A diamond chart pattern can be both a reversal and a continuation pattern that occurs at the middle or end of a trend.
However, it forms more often as a reversal pattern than a consolidation.
Visually, a diamond chart pattern looks like a diamond. First, it starts narrower, and its support line is falling while the resistance line is rising. Up to now, it resembles a broadening triangle. Next, both trendlines change direction in which the support line rises and the resistance line falls. Up to now, it looks like a broadening symmetrical triangle is attached to the regular triangle. Finally, the pattern completes if the price breaks in the opposite direction of the prior trend.
This is a diamond formation the top.
And this a diamond at the bottom
A diamond pattern looks like a complex head and shoulders pattern in which its lower line touches the support line of a bullish v-shaped pattern.
How to Trade Diamond Chart Patterns?
Often a diamond formation is not clear in structure. So, trading this pattern requires caution. Moreover, diamond chart patterns rarely occur.
In the beginning, you may see a broadening wedge pattern or a broadening triangle. Later, you may also see a v-shaped pattern. And finally, the diamond will complete itself.

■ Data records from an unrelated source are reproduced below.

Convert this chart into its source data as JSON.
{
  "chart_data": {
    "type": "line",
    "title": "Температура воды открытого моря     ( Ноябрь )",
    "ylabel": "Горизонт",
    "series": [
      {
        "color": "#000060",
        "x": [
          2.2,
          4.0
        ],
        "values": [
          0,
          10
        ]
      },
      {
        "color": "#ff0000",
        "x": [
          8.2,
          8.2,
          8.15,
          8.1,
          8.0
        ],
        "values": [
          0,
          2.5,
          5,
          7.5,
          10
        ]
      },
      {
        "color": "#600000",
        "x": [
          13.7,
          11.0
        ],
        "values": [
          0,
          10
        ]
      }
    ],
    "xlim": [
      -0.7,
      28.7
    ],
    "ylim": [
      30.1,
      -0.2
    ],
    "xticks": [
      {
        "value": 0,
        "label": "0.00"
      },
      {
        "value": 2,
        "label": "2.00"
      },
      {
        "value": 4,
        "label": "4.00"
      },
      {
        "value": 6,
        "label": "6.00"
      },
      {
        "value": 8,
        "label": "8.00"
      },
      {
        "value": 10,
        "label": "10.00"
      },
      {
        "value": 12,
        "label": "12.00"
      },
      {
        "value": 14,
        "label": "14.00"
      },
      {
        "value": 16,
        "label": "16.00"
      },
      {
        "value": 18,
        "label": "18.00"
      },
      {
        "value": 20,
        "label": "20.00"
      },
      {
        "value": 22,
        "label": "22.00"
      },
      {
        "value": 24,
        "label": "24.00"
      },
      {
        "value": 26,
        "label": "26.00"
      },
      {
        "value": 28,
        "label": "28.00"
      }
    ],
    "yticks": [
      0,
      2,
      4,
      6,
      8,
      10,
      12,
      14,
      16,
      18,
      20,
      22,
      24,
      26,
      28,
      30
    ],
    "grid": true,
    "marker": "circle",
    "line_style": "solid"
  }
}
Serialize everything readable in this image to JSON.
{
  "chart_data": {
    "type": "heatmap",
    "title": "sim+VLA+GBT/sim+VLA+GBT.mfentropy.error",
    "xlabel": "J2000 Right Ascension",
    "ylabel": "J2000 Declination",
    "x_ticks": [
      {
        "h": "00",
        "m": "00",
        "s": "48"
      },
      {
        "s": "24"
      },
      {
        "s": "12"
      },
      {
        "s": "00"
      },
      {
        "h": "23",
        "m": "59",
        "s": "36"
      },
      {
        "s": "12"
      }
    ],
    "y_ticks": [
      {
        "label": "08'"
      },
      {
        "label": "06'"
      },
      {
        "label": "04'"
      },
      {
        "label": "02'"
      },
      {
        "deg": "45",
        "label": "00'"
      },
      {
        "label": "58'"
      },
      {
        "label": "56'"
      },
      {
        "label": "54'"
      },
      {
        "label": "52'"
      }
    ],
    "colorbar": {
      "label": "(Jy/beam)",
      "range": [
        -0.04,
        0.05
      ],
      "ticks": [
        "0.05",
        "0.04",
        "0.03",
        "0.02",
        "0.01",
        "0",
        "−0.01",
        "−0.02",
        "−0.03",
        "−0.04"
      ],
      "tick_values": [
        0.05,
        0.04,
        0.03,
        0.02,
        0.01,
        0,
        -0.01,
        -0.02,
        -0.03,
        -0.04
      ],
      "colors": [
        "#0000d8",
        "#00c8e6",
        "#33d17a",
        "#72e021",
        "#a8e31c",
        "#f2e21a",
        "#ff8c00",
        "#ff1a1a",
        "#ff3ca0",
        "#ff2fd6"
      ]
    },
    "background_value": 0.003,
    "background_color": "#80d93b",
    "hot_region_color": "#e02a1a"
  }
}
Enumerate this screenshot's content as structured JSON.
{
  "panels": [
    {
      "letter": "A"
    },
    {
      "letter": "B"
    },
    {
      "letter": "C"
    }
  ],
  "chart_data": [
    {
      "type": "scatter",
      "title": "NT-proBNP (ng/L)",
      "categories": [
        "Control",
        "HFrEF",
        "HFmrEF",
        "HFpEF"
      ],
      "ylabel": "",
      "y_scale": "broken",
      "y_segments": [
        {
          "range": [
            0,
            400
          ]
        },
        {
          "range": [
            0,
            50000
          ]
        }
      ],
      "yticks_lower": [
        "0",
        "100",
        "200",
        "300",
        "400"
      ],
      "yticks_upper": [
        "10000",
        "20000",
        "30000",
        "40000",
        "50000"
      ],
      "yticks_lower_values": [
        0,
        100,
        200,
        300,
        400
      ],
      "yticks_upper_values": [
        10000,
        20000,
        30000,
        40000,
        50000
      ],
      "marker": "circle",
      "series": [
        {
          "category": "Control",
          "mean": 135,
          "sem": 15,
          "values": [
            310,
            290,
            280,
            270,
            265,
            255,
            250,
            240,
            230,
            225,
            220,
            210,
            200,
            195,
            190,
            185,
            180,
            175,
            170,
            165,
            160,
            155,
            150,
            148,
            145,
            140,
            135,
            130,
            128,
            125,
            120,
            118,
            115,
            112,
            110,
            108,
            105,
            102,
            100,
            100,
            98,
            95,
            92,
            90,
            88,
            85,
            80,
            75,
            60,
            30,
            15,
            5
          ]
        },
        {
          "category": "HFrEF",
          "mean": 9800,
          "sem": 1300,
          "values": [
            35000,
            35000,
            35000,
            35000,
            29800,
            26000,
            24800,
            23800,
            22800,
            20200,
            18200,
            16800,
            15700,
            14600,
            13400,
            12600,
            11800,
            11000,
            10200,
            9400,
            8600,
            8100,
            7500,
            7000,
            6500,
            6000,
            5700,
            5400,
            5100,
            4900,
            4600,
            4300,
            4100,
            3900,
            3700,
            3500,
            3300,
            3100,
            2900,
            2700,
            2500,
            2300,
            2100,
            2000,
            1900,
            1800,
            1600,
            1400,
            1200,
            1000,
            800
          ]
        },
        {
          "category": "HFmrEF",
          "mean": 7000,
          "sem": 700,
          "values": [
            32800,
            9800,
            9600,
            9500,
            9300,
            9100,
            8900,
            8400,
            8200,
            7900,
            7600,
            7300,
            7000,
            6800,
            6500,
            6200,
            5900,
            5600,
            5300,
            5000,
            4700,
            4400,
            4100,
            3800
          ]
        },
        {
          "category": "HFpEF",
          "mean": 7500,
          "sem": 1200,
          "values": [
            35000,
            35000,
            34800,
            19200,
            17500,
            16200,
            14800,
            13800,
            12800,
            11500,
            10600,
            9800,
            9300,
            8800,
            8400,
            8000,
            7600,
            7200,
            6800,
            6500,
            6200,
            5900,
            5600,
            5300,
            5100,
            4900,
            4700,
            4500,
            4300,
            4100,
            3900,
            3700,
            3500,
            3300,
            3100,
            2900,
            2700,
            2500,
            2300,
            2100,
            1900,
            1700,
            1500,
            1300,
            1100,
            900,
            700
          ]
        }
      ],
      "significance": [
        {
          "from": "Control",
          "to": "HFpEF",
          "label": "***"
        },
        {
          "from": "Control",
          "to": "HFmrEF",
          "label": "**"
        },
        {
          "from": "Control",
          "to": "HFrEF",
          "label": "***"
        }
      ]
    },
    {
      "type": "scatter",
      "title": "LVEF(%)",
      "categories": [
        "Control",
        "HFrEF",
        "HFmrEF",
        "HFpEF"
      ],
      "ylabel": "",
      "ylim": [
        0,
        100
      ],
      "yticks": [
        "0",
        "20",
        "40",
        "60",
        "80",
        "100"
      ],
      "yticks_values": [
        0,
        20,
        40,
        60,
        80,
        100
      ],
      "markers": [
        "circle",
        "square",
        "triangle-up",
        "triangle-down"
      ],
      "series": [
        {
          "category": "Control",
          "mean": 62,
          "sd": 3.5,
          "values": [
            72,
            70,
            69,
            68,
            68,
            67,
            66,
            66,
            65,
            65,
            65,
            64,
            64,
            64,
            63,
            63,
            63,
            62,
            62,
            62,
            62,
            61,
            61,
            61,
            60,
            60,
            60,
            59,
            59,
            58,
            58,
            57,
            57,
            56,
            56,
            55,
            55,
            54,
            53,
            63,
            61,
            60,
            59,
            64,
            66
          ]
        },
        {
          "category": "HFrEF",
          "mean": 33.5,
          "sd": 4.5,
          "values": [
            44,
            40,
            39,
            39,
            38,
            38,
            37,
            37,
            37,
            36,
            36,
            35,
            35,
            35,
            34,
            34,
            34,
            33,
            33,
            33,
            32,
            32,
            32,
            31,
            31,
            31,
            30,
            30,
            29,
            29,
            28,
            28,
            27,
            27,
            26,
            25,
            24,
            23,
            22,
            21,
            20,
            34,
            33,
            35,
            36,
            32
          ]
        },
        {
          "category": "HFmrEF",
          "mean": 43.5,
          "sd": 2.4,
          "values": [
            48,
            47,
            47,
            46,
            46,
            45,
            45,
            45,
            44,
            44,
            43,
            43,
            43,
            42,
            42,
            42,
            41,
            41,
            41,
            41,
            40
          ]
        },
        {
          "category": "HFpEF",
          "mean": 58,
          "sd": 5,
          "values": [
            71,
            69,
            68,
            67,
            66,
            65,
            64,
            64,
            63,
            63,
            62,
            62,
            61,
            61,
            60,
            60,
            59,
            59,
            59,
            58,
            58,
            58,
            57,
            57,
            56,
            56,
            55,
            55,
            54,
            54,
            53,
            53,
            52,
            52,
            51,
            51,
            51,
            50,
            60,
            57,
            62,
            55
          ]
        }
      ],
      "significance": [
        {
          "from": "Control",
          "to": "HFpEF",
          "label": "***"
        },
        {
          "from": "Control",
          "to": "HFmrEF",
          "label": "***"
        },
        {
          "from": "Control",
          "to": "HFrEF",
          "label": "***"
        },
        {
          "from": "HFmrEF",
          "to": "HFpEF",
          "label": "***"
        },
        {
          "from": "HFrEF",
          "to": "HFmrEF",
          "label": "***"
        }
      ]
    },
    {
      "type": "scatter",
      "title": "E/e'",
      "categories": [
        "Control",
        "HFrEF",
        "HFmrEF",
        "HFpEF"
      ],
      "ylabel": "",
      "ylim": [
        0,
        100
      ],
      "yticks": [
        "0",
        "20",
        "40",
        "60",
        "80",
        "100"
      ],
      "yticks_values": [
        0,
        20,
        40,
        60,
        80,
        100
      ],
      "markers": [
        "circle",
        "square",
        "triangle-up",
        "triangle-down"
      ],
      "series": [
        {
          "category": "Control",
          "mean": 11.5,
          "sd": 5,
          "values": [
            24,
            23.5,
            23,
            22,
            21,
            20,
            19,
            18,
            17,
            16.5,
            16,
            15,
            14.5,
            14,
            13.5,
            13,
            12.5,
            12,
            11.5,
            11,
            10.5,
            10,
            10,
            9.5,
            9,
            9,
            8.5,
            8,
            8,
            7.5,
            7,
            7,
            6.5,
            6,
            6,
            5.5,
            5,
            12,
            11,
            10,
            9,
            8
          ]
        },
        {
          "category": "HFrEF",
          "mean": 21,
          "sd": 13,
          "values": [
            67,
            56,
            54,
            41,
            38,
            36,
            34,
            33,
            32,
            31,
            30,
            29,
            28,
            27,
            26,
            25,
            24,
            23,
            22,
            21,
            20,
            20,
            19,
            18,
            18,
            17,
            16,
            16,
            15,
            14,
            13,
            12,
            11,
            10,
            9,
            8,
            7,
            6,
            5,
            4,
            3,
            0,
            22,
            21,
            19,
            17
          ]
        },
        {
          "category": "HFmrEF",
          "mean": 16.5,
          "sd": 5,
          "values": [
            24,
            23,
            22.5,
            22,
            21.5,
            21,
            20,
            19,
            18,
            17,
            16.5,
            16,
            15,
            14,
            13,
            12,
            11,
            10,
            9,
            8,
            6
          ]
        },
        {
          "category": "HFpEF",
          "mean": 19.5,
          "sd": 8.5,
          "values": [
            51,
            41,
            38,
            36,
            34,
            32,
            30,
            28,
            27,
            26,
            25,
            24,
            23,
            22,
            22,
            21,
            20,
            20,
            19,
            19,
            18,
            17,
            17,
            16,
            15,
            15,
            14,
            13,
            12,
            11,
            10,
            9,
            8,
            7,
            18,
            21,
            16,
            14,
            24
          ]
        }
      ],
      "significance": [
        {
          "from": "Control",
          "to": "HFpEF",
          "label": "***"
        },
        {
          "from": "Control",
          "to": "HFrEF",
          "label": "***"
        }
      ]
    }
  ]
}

If the formation is long enough, it is easier to find a good time to enter. However, it is difficult to enter when its width is small.
So, maybe it is a good idea to ignore the pattern if its width is small and trade after breakout if its width is long.
The best place to go long/short is after the breakout. And your take-profit should be at least twice the size of your risk or adjust as new formations appear.
Example of Diamond Chart Pattern
Finding a perfect diamond pattern is tough. However, I managed to find you a perfect one.
The daily chart of GBPUSD made a diamond chart pattern inside a symmetrical triangle.
Moreover, you see that in the middle of the diamond it looks like a v-shaped pattern. And the whole diamond is an inverse head and shoulders.
Visually, based on the chart, the stop-loss should be below the formation. And your take-order could be twice or even three times your risk.